Crime Library: Criminal Minds and Methods

Shondor Birns & Danny Green: Cleveland's Killer Celebrities

Sonny Changes His Story

Two years later, somebody took a shot at Birns as he arrived home.

He missed. Birns cruised the neighborhood looking for him, but he got away.

Police picked up a small-time hood named Clarence "Sonny" Coleman, who owed money to Birns. He was released after questioning.

A short time afterward, Coleman was shot on a neighborhood street shortly after midnight. Three bullets hit him, but he managed to run up to the front porch of a house yelling, "Let me in, baby, let me in!"

In the hospital, he told police the shooter was a man in the back seat of a car driven by Shondor Birns. 

Police went to Birns' home. He answered the door in his pajamas and said he had been asleep. However, the hood of his car was still warm.

Still wearing obviously expensive pajamas, robe and slippers, Birns was brought to the booking window at Central Station. As he walked in, he glanced up and saw reporters waiting alongside the window.

A big smile lighted up his face.

"Hi, boys," he called out.

A month later, Coleman told police he had changed his mind. He had only thought it was Birns in the car.
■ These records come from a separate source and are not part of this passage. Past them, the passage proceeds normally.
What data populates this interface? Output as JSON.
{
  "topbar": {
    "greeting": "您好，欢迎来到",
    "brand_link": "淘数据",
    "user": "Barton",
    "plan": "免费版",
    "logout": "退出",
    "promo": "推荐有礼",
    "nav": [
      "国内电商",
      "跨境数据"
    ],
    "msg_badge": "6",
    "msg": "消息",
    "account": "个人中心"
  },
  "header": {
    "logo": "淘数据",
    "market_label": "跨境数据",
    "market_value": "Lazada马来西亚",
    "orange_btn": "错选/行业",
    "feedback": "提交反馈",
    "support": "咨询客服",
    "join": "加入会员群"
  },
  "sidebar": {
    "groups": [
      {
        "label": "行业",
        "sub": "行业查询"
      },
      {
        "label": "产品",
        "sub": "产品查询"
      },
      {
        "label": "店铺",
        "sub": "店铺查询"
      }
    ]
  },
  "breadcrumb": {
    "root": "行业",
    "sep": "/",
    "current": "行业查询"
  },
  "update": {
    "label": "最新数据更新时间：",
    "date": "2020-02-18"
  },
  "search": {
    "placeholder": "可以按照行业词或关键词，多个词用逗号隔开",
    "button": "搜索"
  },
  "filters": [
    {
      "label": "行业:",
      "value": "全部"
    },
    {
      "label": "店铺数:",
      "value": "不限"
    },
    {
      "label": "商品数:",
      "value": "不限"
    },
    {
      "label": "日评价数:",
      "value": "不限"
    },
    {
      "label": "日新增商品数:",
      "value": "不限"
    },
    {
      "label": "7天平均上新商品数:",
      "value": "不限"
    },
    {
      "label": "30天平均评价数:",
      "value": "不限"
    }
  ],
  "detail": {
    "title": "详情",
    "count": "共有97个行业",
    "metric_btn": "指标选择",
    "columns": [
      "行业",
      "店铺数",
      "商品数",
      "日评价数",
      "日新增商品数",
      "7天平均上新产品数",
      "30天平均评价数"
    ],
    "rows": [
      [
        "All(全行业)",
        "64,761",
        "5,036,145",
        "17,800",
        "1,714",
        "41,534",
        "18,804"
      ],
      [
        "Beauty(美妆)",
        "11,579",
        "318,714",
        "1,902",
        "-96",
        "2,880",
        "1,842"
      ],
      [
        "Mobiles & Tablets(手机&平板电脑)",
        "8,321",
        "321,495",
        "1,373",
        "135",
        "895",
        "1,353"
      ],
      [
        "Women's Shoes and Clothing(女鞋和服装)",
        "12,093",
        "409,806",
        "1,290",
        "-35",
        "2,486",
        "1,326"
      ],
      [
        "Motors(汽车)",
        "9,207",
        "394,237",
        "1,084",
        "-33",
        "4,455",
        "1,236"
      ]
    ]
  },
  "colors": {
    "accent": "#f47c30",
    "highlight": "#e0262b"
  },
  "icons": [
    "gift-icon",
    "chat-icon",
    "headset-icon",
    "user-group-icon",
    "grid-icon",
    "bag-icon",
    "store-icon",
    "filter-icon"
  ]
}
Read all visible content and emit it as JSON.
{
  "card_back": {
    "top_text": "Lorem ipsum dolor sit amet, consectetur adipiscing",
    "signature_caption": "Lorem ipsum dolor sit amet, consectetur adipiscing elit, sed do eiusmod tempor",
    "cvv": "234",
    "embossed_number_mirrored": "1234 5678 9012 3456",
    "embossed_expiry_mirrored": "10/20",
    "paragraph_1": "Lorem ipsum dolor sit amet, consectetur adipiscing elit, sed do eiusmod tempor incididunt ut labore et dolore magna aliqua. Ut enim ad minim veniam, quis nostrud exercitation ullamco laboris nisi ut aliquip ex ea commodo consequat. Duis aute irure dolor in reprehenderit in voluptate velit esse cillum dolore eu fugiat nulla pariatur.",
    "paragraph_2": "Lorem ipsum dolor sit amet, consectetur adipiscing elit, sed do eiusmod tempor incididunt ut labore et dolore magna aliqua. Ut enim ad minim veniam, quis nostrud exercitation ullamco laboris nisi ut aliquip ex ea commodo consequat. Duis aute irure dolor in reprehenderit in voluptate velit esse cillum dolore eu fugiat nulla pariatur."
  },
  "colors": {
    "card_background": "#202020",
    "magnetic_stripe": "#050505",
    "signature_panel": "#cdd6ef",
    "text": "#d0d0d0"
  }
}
Police arrested Coleman as a material witness. He changed his mind again and reluctantly agreed to testify.

At the trial, a neighbor backed Birns' alibi. He said he saw Birns arrive home at 12:07 a.m., about the time of the shooting several miles away.

It took the jurors four hours to reach a verdict: Not guilty. They said they didn't believe the changing testimony of a man who had been a dope peddler and police informant, meaning Coleman.

Police predicted what the Press called "a fresh outbreak of shootings and violence in Cleveland's multi-million-dollar numbers racket."